UK-based airlines told to move to Europe after Brexit

UK-based airlines told to move to Europe after Brexit
EU chiefs have warned airlines, including easyJet and Ryanair, that they will need to relocate their headquarters or sell off shares to European nationals if they want to continue flying routes within continental Europe after Brexit, a media report said.

Executives at major carriers have been reminded that to continue to operate on routes across the continent, for instance, from Milan to Paris — they must have a
significant base on EU territory and that a majority of their capital shares must be EU-owned, the Guardian reported on Wednesday.

The development potentially makes it more likely that the carriers will act to restructure, with economic consequences for Britain, including a loss of jobs.

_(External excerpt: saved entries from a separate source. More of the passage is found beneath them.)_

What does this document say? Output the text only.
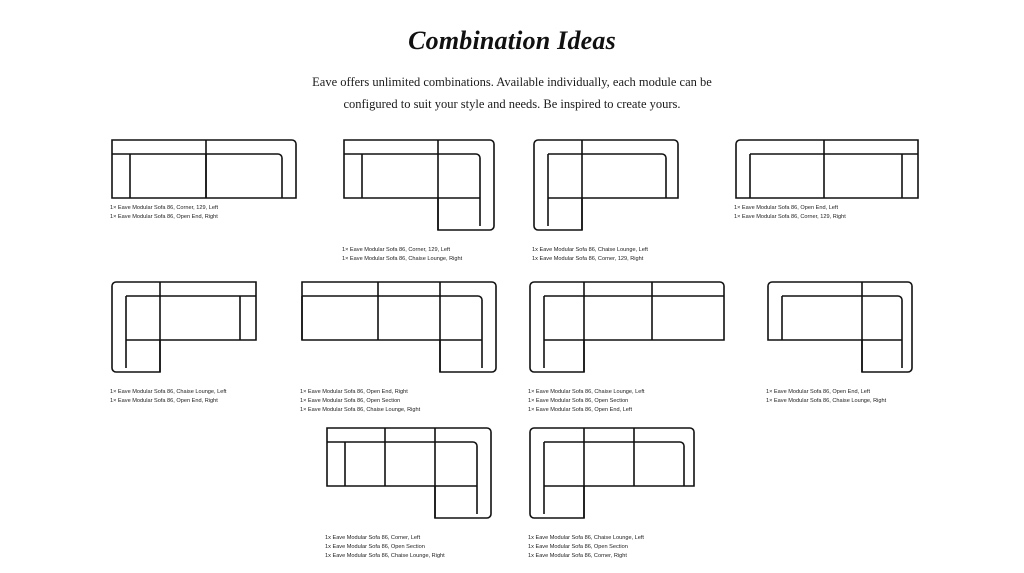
Combination Ideas
Eave offers unlimited combinations. Available individually, each module can be configured to suit your style and needs. Be inspired to create yours.
1× Eave Modular Sofa 86, Corner, 129, Left
1× Eave Modular Sofa 86, Open End, Right
1× Eave Modular Sofa 86, Corner, 129, Left
1× Eave Modular Sofa 86, Chaise Lounge, Right
1x Eave Modular Sofa 86, Chaise Lounge, Left
1x Eave Modular Sofa 86, Corner, 129, Right
1× Eave Modular Sofa 86, Open End, Left
1× Eave Modular Sofa 86, Corner, 129, Right
1× Eave Modular Sofa 86, Chaise Lounge, Left
1× Eave Modular Sofa 86, Open End, Right
1× Eave Modular Sofa 86, Open End, Right
1× Eave Modular Sofa 86, Open Section
1× Eave Modular Sofa 86, Chaise Lounge, Right
1× Eave Modular Sofa 86, Chaise Lounge, Left
1× Eave Modular Sofa 86, Open Section
1× Eave Modular Sofa 86, Open End, Left
1× Eave Modular Sofa 86, Open End, Left
1× Eave Modular Sofa 86, Chaise Lounge, Right
1x Eave Modular Sofa 86, Corner, Left
1x Eave Modular Sofa 86, Open Section
1x Eave Modular Sofa 86, Chaise Lounge, Right
1x Eave Modular Sofa 86, Chaise Lounge, Left
1x Eave Modular Sofa 86, Open Section
1x Eave Modular Sofa 86, Corner, Right
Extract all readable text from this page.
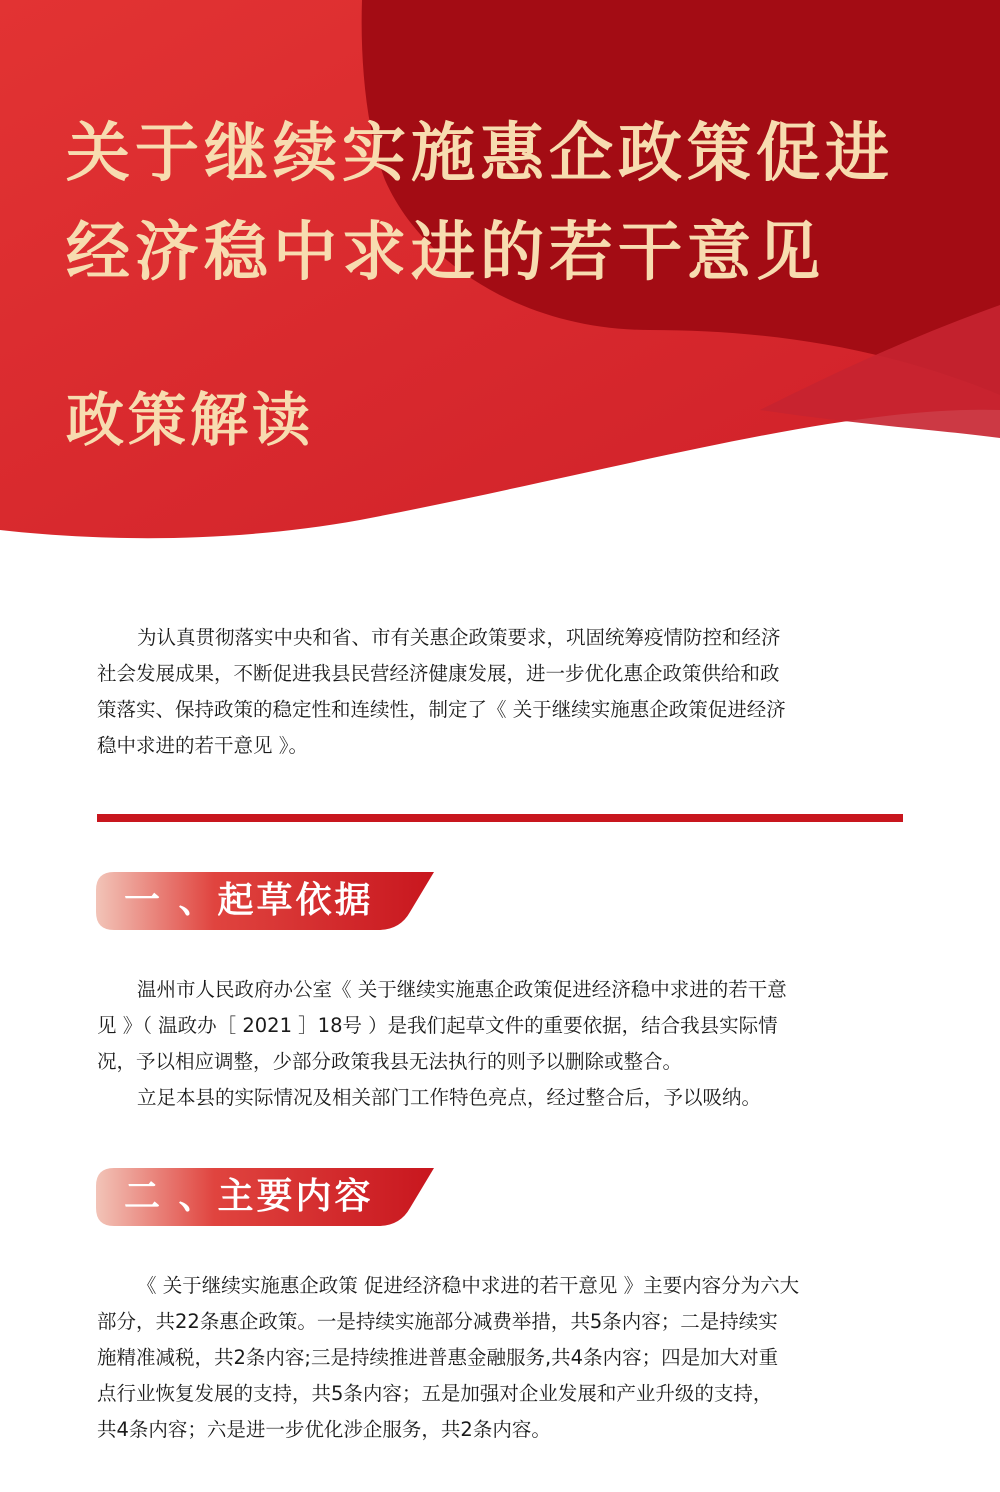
关于继续实施惠企政策促进
经济稳中求进的若干意见
政策解读
为认真贯彻落实中央和省、市有关惠企政策要求，巩固统筹疫情防控和经济
社会发展成果，不断促进我县民营经济健康发展，进一步优化惠企政策供给和政
策落实、保持政策的稳定性和连续性，制定了《 关于继续实施惠企政策促进经济
稳中求进的若干意见 》。
一 、起草依据
温州市人民政府办公室《 关于继续实施惠企政策促进经济稳中求进的若干意
见 》（ 温政办［ 2021 ］18号 ）是我们起草文件的重要依据，结合我县实际情
况，予以相应调整，少部分政策我县无法执行的则予以删除或整合。
立足本县的实际情况及相关部门工作特色亮点，经过整合后，予以吸纳。
二 、主要内容
《 关于继续实施惠企政策 促进经济稳中求进的若干意见 》主要内容分为六大
部分，共22条惠企政策。一是持续实施部分减费举措，共5条内容；二是持续实
施精准减税，共2条内容;三是持续推进普惠金融服务,共4条内容；四是加大对重
点行业恢复发展的支持，共5条内容；五是加强对企业发展和产业升级的支持，
共4条内容；六是进一步优化涉企服务，共2条内容。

The tough line from the EU may encourage Britain to reciprocate with its own nationality rules, which would leave EU-owned airlines facing equally difficult choices,

potentially dampening their investment in Britain in the short term, although some may seek in time to establish their own British subsidiaries, according to the report.

The ability of companies such as easyJet to operate on routes across the EU has been a major part of their business models, and there may be a renewed willingness among airlines to invest outside Britain to maintain market share.

British Airways does not fly intra-Europe, but its parent company International Airlines Group (IAG) is likely to need to disinvest shareholders
in order to be majority EU-owned, and allow its other EU-registered carriers to continue to operate across Europe.

An IAG spokesman said: "We will continue to comply with the relevant ownership and control regulations."

Some airlines have already started to seek alternative headquarters, and to examine how they might ensure that their shareholding is majority-EU owned, possibly
through the forced disinvesting of British shareholders.

Thomas van der Wijngaart, an aviation expert, told the Guardian there could be significant economic consequences for
Britain with airlines changing their financial and operating structures, and building a stronger presence on the continent.